Securely Using the Cloud
Cloud computing is a general term that refers to the delivery of different services such as data storage, servers, databases, networking, and software over the Internet or virtual space instead of on a computer’s hard drive. Cloud-based storage allows for information to be accessed remotely from any Internet connected device, anywhere in the world making it extremely convenient for many organizations.
Carnegie Mellon University offers secure, encrypted cloud-based solutions such as Box and Google Drive to its community members for easy collaboration and data storage. Individuals who utilize these cloud-based solutions should review the tips below ensure their data remains secure.
- Use Permissions: When a folder or file is shared it’s usually in the form of a link or permission using the recipient’s email address. Consider setting different levels of access for senior members of staff or on a need-to-know basis. Permission-based access can make it harder for a hacker to get through each layer of permissions.
- Manage File and Folder Sharing: Protect stored data by only allowing specific people (or groups of people) shared access to the particular files or folders associated with that link. When using Box or Google Drive it is always safest to share the file or folder with Carnegie Mellon University members only unless there is a business justification.
- Audit Files and Folders: Periodically review the shared files and folders and remove the shared access when it is no longer necessary.

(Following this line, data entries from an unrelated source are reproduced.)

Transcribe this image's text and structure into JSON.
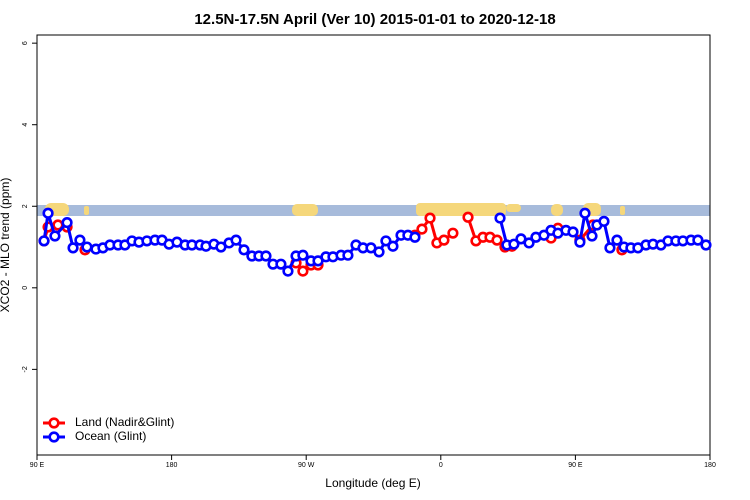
{
  "chart_data": {
    "type": "line",
    "title": "12.5N-17.5N April (Ver 10)   2015-01-01 to 2020-12-18",
    "xlabel": "Longitude (deg E)",
    "ylabel": "XCO2 - MLO trend (ppm)",
    "xlim": [
      90,
      540
    ],
    "ylim": [
      -4.1,
      6.2
    ],
    "xticks": [
      {
        "value": 90,
        "label": "90 E"
      },
      180,
      {
        "value": 270,
        "label": "90 W"
      },
      {
        "value": 360,
        "label": "0"
      },
      {
        "value": 450,
        "label": "90 E"
      },
      {
        "value": 540,
        "label": "180"
      }
    ],
    "yticks": [
      -2,
      0,
      2,
      4,
      6
    ],
    "legend": "bottom-left",
    "series": [
      {
        "name": "Land (Nadir&Glint)",
        "color": "#ff0000",
        "x": [
          94.7,
          97.4,
          104.0,
          110.1,
          null,
          122.1,
          null,
          263.2,
          267.8,
          273.2,
          277.9,
          null,
          342.7,
          347.4,
          352.8,
          357.4,
          362.1,
          368.1,
          null,
          378.2,
          383.5,
          388.2,
          392.9,
          397.6,
          402.9,
          407.6,
          null,
          433.7,
          438.3,
          null,
          453.0,
          461.7,
          null,
          481.1
        ],
        "values": [
          1.15,
          1.49,
          1.54,
          1.49,
          null,
          0.93,
          null,
          0.61,
          0.41,
          0.56,
          0.56,
          null,
          1.29,
          1.44,
          1.71,
          1.1,
          1.17,
          1.34,
          null,
          1.73,
          1.15,
          1.24,
          1.24,
          1.17,
          1.0,
          1.02,
          null,
          1.22,
          1.46,
          null,
          1.17,
          1.54,
          null,
          0.93
        ]
      },
      {
        "name": "Ocean (Glint)",
        "color": "#0000ff",
        "x": [
          94.7,
          97.4,
          102.0,
          110.1,
          114.1,
          118.7,
          123.4,
          129.4,
          134.1,
          138.8,
          144.2,
          148.8,
          153.5,
          158.2,
          163.5,
          168.9,
          173.6,
          178.3,
          183.6,
          189.0,
          193.6,
          199.0,
          203.0,
          208.3,
          213.0,
          218.4,
          223.1,
          228.4,
          233.7,
          238.4,
          243.1,
          247.8,
          253.1,
          257.8,
          263.2,
          267.8,
          273.2,
          277.9,
          283.2,
          287.9,
          293.3,
          297.9,
          303.3,
          308.0,
          313.3,
          318.7,
          323.3,
          328.0,
          333.4,
          338.0,
          342.7,
          null,
          399.6,
          404.2,
          408.9,
          413.6,
          419.0,
          423.6,
          429.0,
          433.7,
          438.3,
          443.7,
          448.4,
          453.0,
          456.4,
          461.1,
          464.4,
          469.1,
          473.1,
          477.8,
          482.5,
          487.1,
          491.8,
          497.2,
          501.9,
          507.2,
          511.9,
          517.2,
          521.9,
          527.3,
          531.9,
          537.3
        ],
        "values": [
          1.15,
          1.83,
          1.27,
          1.6,
          0.98,
          1.17,
          1.0,
          0.95,
          0.98,
          1.05,
          1.05,
          1.05,
          1.15,
          1.12,
          1.15,
          1.17,
          1.17,
          1.07,
          1.12,
          1.05,
          1.05,
          1.05,
          1.02,
          1.07,
          1.0,
          1.1,
          1.17,
          0.93,
          0.78,
          0.78,
          0.78,
          0.58,
          0.58,
          0.41,
          0.78,
          0.8,
          0.66,
          0.66,
          0.76,
          0.76,
          0.8,
          0.8,
          1.05,
          0.98,
          0.98,
          0.88,
          1.15,
          1.02,
          1.29,
          1.29,
          1.24,
          null,
          1.71,
          1.05,
          1.07,
          1.2,
          1.1,
          1.24,
          1.29,
          1.41,
          1.34,
          1.41,
          1.37,
          1.12,
          1.83,
          1.27,
          1.54,
          1.63,
          0.98,
          1.17,
          1.0,
          0.98,
          0.98,
          1.05,
          1.07,
          1.05,
          1.15,
          1.15,
          1.15,
          1.17,
          1.17,
          1.05
        ]
      }
    ]
  }
}
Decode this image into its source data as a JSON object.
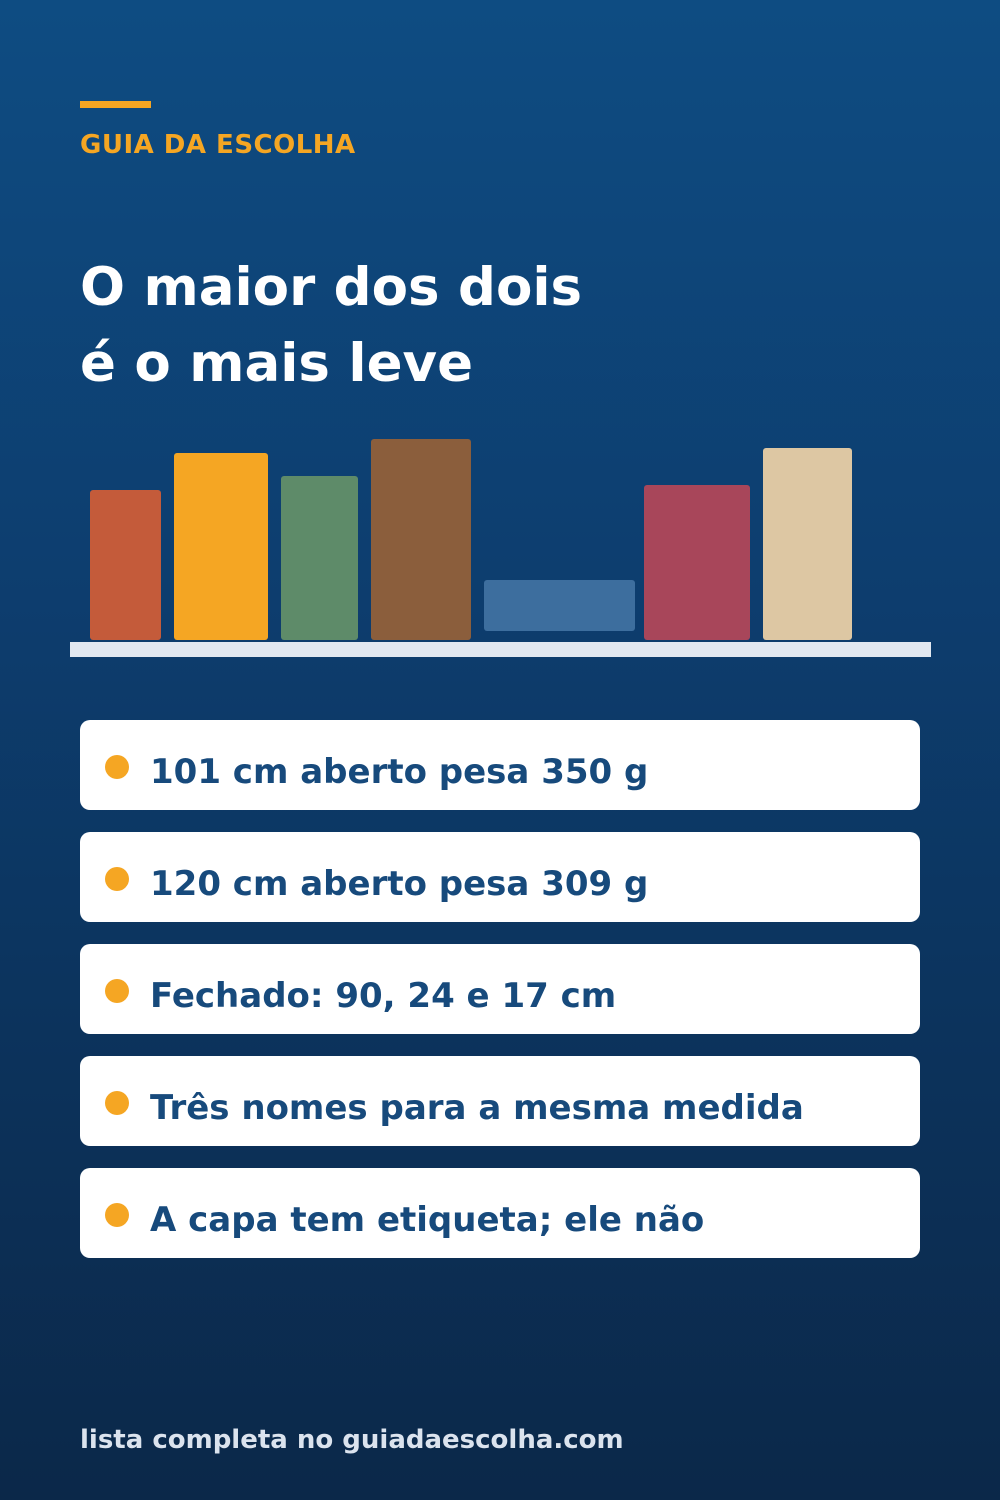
{
  "brand": "GUIA DA ESCOLHA",
  "headline": {
    "line1": "O maior dos dois",
    "line2": "é o mais leve"
  },
  "books": [
    {
      "name": "book-1",
      "color": "#c45b3a"
    },
    {
      "name": "book-2",
      "color": "#f5a623"
    },
    {
      "name": "book-3",
      "color": "#5e8b69"
    },
    {
      "name": "book-4",
      "color": "#8b5e3c"
    },
    {
      "name": "book-lying",
      "color": "#3d6e9e"
    },
    {
      "name": "book-5",
      "color": "#a8465a"
    },
    {
      "name": "book-6",
      "color": "#ddc7a3"
    }
  ],
  "shelf_color": "#e2e8f0",
  "items": [
    "101 cm aberto pesa 350 g",
    "120 cm aberto pesa 309 g",
    "Fechado: 90, 24 e 17 cm",
    "Três nomes para a mesma medida",
    "A capa tem etiqueta; ele não"
  ],
  "footer": "lista completa no guiadaescolha.com",
  "colors": {
    "accent": "#f5a623",
    "card_text": "#174a7c",
    "background_top": "#0e4c82",
    "background_bottom": "#0b2849"
  }
}
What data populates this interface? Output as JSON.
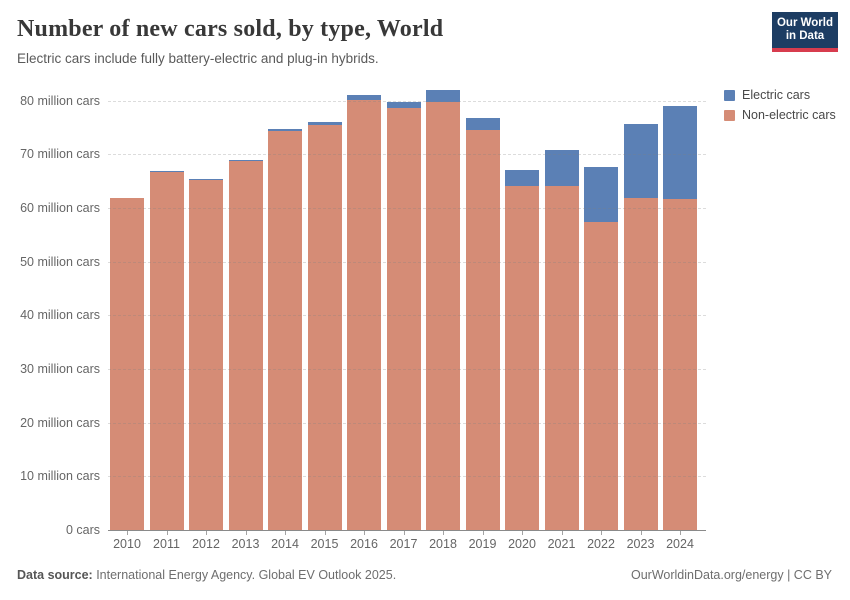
{
  "header": {
    "title": "Number of new cars sold, by type, World",
    "subtitle": "Electric cars include fully battery-electric and plug-in hybrids.",
    "logo": {
      "line1": "Our World",
      "line2": "in Data",
      "bg_color": "#1d3d63",
      "accent_color": "#d73c4e"
    }
  },
  "legend": {
    "items": [
      {
        "label": "Electric cars",
        "color": "#5b80b5"
      },
      {
        "label": "Non-electric cars",
        "color": "#d58c76"
      }
    ]
  },
  "chart_data": {
    "type": "bar",
    "stacked": true,
    "title": "Number of new cars sold, by type, World",
    "xlabel": "",
    "ylabel": "",
    "unit": "million cars",
    "ylim": [
      0,
      83
    ],
    "grid": "horizontal-dashed",
    "legend_position": "top-right",
    "categories": [
      "2010",
      "2011",
      "2012",
      "2013",
      "2014",
      "2015",
      "2016",
      "2017",
      "2018",
      "2019",
      "2020",
      "2021",
      "2022",
      "2023",
      "2024"
    ],
    "series": [
      {
        "name": "Electric cars",
        "color": "#5b80b5",
        "values": [
          0.01,
          0.06,
          0.13,
          0.2,
          0.32,
          0.55,
          0.85,
          1.2,
          2.2,
          2.2,
          2.9,
          6.6,
          10.2,
          13.8,
          17.4
        ]
      },
      {
        "name": "Non-electric cars",
        "color": "#d58c76",
        "values": [
          62.0,
          67.0,
          65.4,
          68.9,
          74.6,
          75.7,
          80.3,
          78.7,
          79.9,
          74.7,
          64.3,
          64.3,
          57.6,
          62.1,
          61.8
        ]
      }
    ],
    "totals": [
      62.0,
      67.1,
      65.5,
      69.1,
      74.9,
      76.3,
      81.2,
      79.9,
      82.1,
      76.9,
      67.2,
      70.9,
      67.8,
      75.9,
      79.2
    ],
    "yticks": [
      {
        "value": 0,
        "label": "0 cars"
      },
      {
        "value": 10,
        "label": "10 million cars"
      },
      {
        "value": 20,
        "label": "20 million cars"
      },
      {
        "value": 30,
        "label": "30 million cars"
      },
      {
        "value": 40,
        "label": "40 million cars"
      },
      {
        "value": 50,
        "label": "50 million cars"
      },
      {
        "value": 60,
        "label": "60 million cars"
      },
      {
        "value": 70,
        "label": "70 million cars"
      },
      {
        "value": 80,
        "label": "80 million cars"
      }
    ]
  },
  "footer": {
    "source_label": "Data source:",
    "source_text": " International Energy Agency. Global EV Outlook 2025.",
    "right_text": "OurWorldinData.org/energy | CC BY"
  }
}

If using a personal cloud-based storage solution it is recommended that individuals use a trusted cloud-based solution that offers encrypted storage. In addition to the tips above, any community members who use a personal cloud-based storage solution at home should take the following proactive security measures on their accounts. Remember that personal cloud storage accounts are not acceptable for Carnegie Mellon University work.
- Use Strong Authentication: Make the cloud account password long and complex. One way to do this is to use a passphrase instead of a password. The password should not be used for any other account. Furthermore, ensure that the cloud solution offers two-factor authentication (2fa) and enable it on the account for an added layer of security. 2fa will help to prevent a hacker from accessing your data even if the password becomes compromised.
- Enable Account Alerts: Most cloud services will have a notification feature which alerts users to new logins, as well as when new files or folders are shared and deleted. Be sure to enable those alerts to maintain awareness of what is occurring within your cloud account.
- Use Backup and Recovery Options: It is convenient to dump all types of data into one cloud solution however this creates a single point of failure. Instead, be familiar with your service’s backup, retention and restore capabilities, and possibly safeguard duplicate copies of the data into another repository such as a 2nd cloud storage solution or hard drive.